Auto Enrollment took off after the Pension Protection Act of 2006 ("PPA") swept away any state laws that would prevent or restrict an employer from deducting 401(k) contributions from an employee's paycheck without his or her consent.  In addition, there are two other PPA related incentives for employers to use auto enrollment.  The first PPA gift is a longer period of time to correct discrimination failures under the ADP/ACP tests, without penalty.   Instead of a 2.5 month period, eligible plans are allowed a six month correction period. After this correction period, a federal 10% penalty tax applies to the amount of the correction.  The second PPA gift is a sort of "buyers' remorse" provision that auto enrollment plans can adopt.  This allows any participant who finds they are automatically contributing to a 401(k) plan to "opt out" within 90 days,  and receive a full refund of invested assets plus investment results to either the participant or the employer.

There are four (4) types of auto enrollment arrangements: the non-statutory Automatic Contribution Arrangement ("ACA"), the statutory ACA under ERISA Section 514(e), the Eligible Automatic Contribution Arrangement under Internal Revenue Code Section 414(w), and the Qualified Automatic Contribution Arrangement ("QACA") under IRC Section 401(k)(13).  Of these four possibilities, probably the most versatile is the QACA, which was effective in 2008.

The "QACA" : A Possible Alternative to traditional Safe Harbor Plans

A QACA, as noted above, is an automatic enrollment arrangement that has a safe harbor provision so that no discrimination testing is needed.
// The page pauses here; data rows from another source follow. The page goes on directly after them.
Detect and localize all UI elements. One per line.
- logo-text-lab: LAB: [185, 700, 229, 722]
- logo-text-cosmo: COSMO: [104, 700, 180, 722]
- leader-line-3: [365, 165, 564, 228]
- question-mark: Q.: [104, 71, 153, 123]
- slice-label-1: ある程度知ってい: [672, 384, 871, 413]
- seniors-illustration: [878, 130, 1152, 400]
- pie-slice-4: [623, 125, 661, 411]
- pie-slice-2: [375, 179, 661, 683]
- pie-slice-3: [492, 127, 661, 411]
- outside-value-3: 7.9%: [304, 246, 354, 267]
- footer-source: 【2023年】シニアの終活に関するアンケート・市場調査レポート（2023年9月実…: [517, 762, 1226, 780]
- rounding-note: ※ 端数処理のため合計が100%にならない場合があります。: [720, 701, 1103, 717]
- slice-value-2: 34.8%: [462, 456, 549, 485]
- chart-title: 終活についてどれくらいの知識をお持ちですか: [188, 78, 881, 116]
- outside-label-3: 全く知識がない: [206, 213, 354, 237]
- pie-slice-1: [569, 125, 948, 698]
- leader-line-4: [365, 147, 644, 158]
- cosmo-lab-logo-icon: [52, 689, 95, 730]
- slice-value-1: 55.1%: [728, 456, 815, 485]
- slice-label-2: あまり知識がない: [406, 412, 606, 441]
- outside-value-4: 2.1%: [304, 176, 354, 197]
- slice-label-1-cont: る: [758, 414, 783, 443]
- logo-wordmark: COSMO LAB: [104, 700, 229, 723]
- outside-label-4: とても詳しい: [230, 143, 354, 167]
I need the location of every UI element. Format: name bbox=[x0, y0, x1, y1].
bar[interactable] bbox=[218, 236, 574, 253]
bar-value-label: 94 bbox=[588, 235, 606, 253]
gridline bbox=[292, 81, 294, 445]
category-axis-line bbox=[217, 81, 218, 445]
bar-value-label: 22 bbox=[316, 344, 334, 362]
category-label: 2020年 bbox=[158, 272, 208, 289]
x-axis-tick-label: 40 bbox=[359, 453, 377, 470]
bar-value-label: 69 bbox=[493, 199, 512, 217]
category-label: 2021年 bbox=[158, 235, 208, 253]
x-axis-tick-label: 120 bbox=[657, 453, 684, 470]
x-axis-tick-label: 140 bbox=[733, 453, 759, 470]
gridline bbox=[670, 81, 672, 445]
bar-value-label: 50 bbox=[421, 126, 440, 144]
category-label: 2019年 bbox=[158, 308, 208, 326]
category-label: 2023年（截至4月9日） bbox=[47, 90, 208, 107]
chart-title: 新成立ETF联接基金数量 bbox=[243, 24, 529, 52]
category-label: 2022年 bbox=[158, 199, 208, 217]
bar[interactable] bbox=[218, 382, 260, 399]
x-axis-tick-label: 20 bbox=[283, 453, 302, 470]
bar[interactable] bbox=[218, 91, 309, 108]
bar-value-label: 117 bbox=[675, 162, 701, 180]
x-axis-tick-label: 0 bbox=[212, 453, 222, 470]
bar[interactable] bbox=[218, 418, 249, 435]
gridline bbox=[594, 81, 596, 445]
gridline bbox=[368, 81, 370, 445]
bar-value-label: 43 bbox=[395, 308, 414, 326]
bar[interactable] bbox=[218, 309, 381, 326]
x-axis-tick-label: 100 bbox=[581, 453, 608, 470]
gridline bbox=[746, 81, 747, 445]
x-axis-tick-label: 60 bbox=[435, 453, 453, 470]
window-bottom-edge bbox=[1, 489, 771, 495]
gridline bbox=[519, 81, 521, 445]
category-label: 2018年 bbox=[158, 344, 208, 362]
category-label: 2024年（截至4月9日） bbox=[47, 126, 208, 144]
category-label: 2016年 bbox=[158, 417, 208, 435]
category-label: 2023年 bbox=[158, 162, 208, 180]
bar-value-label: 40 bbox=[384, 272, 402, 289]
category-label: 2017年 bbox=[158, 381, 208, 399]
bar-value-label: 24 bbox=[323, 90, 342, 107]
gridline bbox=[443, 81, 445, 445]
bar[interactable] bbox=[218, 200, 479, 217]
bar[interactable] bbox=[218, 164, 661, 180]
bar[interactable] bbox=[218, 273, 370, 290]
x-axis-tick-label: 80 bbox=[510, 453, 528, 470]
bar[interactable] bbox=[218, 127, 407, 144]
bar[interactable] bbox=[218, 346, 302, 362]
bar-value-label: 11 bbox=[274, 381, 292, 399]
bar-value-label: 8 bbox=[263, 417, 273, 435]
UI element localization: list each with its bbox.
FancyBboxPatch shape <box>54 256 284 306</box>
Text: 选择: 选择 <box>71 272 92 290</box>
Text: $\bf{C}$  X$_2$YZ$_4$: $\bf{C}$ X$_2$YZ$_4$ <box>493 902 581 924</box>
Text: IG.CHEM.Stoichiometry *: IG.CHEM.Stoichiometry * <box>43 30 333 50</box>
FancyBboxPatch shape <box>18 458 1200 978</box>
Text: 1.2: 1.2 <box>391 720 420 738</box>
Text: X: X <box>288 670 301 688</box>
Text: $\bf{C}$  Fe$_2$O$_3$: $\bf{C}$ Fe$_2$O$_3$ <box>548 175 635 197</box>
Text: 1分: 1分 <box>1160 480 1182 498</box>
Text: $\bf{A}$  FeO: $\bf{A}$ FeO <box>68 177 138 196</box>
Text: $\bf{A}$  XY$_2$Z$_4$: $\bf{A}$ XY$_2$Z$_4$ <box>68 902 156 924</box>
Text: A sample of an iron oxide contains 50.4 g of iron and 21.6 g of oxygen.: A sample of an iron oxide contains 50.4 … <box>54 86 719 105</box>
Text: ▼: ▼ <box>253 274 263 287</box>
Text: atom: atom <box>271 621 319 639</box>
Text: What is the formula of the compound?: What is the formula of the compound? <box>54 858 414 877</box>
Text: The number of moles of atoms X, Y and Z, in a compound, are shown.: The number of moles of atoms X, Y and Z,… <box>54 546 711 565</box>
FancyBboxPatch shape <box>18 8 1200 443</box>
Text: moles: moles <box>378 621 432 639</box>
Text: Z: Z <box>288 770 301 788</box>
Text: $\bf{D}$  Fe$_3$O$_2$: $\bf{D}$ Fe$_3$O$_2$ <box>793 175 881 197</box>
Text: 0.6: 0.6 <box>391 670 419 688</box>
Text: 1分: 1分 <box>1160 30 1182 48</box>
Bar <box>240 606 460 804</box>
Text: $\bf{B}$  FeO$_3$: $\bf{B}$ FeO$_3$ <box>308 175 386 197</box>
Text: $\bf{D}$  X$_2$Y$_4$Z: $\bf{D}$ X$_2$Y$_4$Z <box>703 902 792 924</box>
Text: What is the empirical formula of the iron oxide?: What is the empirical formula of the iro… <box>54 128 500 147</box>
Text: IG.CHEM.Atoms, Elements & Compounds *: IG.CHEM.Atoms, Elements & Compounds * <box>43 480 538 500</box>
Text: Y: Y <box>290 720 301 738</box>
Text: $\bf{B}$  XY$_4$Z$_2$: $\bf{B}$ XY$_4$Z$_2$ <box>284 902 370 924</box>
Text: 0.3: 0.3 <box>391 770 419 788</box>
This looks a lot like the traditional safe harbor plans that 401(k) plans that plan sponsors have been using for years, but with a number of important attributes.  First, the employer contributions do not need to become 100% vested until after two years of service.  That permits forfeitures for employees who leave with under two years.  Second, if the employer chooses to make contributions on a matching basis, the maximum contribution is 3.5% of pay instead of 4% required of most safe harbor plans.  The QACA matching formula is 100% of deferrals up to 1% of pay plus 50% of deferrals between 1% and 6% of pay. Alternatively, the plan sponsor may make a 3% non-elective contribution to all eligible participants.  Third, it must have an automatic escalator provision that automatically boosts the deferral rate from a minimum of 3% of pay in the first year to a minimum 6% by the fourth year of participation. This has proven to be quite attractive to 401(k) plan sponsors as shown by a survey that noted that those plans with an auto enrollment feature. Fourth, if the QACA rules are followed, the QACA, like other safe harbor arrangements,  is exempt from the top heavy rules.

Auto enrollment plans also can take care of the "Where do I invest their money?" question, by establishing a Qualified Default Investment Alternative ("QDIA"), for those unable or unwilling to direct the investment of their own money.

Overall, the auto enrollment tool, coupled with the auto escalator provision, gives the traditional 401(k) plan, additional, positive and powerful tools to increase plan participation, avoid ADP/ACP discrimination testing, get an exemption from the top heavy burdens, and depending on the plan design, at little or no cost to the plan sponsor.

Finally, since all pre-approved 401(k) plans must be restated during the next two years, now may be a good time to review plan design and implement changes as part of the restatement process.